Texas Chief Justice Presses Lawmakers on Legal Aid for Veterans

Texas Chief Justice Nathan Hecht delivered a State of the Judiciary speech to the Texas Legislature on Feb. 18, 2015.
Texas Chief Justice Nathan Hecht delivered a State of the Judiciary speech to the Texas Legislature on Feb. 18, 2015.

*Editor's note: This story has been updated throughout.

Texas Supreme Court Chief Justice Nathan Hecht on Wednesday called on state lawmakers to continue their support for legal aid to the poor and military veterans and to complete unfinished work on truancy reform for students. 

"For the past six years, at the judiciary's urging, the Legislature has provided critical financial support for the legal system's efforts to provide basic civil legal services to the poor," Hecht told a joint meeting of the Texas House and Senate in his State of the Judiciary address, which the chief justice delivers at the beginning of every legislative session. 

He urged lawmakers to extend that support and to look harder at programs that help military veterans in the legal system. 

"Too often, servicemen and women return from duty to find benefits delayed, families struggling, jobs scarce, homes in foreclosure and debt collectors at the door. These enemies at home can be as real a threat to a veteran’s survival as the enemies faced in the field," Hecht said, pushing for a $4 million request to help provide legal aid to veterans.

 

"Our military cannot return from risking their lives in defense of our freedoms and values only to find that the justice system they fought for has left them behind," Hecht said. "Their access to justice must be assured."

Hecht, a Republican and member of the state's highest civil court for 26 years, also talked about how cooperation between the Legislature and the judiciary has led to effective legal reforms. 

He singled out how state Sen. John Whitmire, D-Houston, and other juvenile justice experts' meeting with justices to discuss school ticketing of disruptive students spurred reforms in 2013. One year later, there was an 83 percent drop in criminal filings under the Education Code. "That's 90,000 fewer tickets written," Hecht said. "As a result, more kids are in classrooms and out of courts."

Hecht pressed lawmakers to extend the reforms this session to truancy and attendance laws. "Playing hooky is bad, but is it criminal?" he said.

The chief justice reminded legislators that the judiciary takes up very little of the state's budget, with only one-third of 1 percent of the budget going to Texas court system

"You're getting your money's worth," he said. 

At a news conference after his speech, Hecht continued to make the case for increased legal aid funding. He was joined by fellow Supreme Court Justice Eva Guzman, former U.S. Supreme Court nominee and Dallas attorney Harriet Miers, and several House lawmakers, including state Reps. Sarah Davis, R-West University Place, and Senfronia Thompson, D-Houston.

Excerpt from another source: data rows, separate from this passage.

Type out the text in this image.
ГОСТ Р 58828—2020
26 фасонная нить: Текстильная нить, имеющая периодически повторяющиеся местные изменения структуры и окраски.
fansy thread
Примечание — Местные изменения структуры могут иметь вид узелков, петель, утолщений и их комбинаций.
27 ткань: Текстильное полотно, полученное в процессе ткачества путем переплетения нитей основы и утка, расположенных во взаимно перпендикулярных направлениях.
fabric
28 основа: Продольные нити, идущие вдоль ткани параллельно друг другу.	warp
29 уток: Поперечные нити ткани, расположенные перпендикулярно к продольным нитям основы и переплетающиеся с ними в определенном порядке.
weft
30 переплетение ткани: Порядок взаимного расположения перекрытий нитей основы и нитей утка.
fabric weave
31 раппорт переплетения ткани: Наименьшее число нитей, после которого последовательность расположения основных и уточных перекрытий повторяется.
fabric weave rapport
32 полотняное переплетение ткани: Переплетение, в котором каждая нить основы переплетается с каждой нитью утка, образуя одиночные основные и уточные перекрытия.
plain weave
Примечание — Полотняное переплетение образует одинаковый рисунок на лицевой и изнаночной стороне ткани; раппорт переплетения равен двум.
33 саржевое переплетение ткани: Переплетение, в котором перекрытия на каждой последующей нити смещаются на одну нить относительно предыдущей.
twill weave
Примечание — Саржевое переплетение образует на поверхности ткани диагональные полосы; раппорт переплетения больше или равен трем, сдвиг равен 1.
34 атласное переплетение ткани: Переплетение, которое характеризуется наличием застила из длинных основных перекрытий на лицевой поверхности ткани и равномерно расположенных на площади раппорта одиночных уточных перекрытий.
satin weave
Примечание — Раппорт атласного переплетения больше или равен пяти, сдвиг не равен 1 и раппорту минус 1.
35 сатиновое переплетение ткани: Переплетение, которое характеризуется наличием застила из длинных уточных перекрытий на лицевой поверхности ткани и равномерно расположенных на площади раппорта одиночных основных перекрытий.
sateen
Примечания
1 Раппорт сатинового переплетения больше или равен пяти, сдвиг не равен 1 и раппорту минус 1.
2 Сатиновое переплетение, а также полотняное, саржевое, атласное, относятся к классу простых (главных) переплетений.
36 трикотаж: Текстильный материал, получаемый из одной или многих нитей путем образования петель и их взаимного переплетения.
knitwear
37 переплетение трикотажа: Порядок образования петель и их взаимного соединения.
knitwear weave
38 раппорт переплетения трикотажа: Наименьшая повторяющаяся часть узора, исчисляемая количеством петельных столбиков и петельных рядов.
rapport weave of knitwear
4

“It’s humanitarian for the people who need service, it’s good for the economy, it gets people back on their feet,” Hecht said. “And, importantly, for the court, it’s essential to the rule of law.”

 

He said that four out of five of those who qualify for legal aid in the state are currently turned away. The additional $4 million in funding earmarked specifically for veterans would help all of those eligible for legal assistance, Hecht said, because it would free up existing funds for others in need.

Davis and Thompson both spoke in favor of House Bill 1079, bipartisan legislation they said they've filed to help address the budget shortfall for legal aid programs.

“We are keeping the doors of the courthouse open for those who need to have access to justice but who do not have the money to pay for legal services,” Thompson said.

Morgan Smith contributed to this story.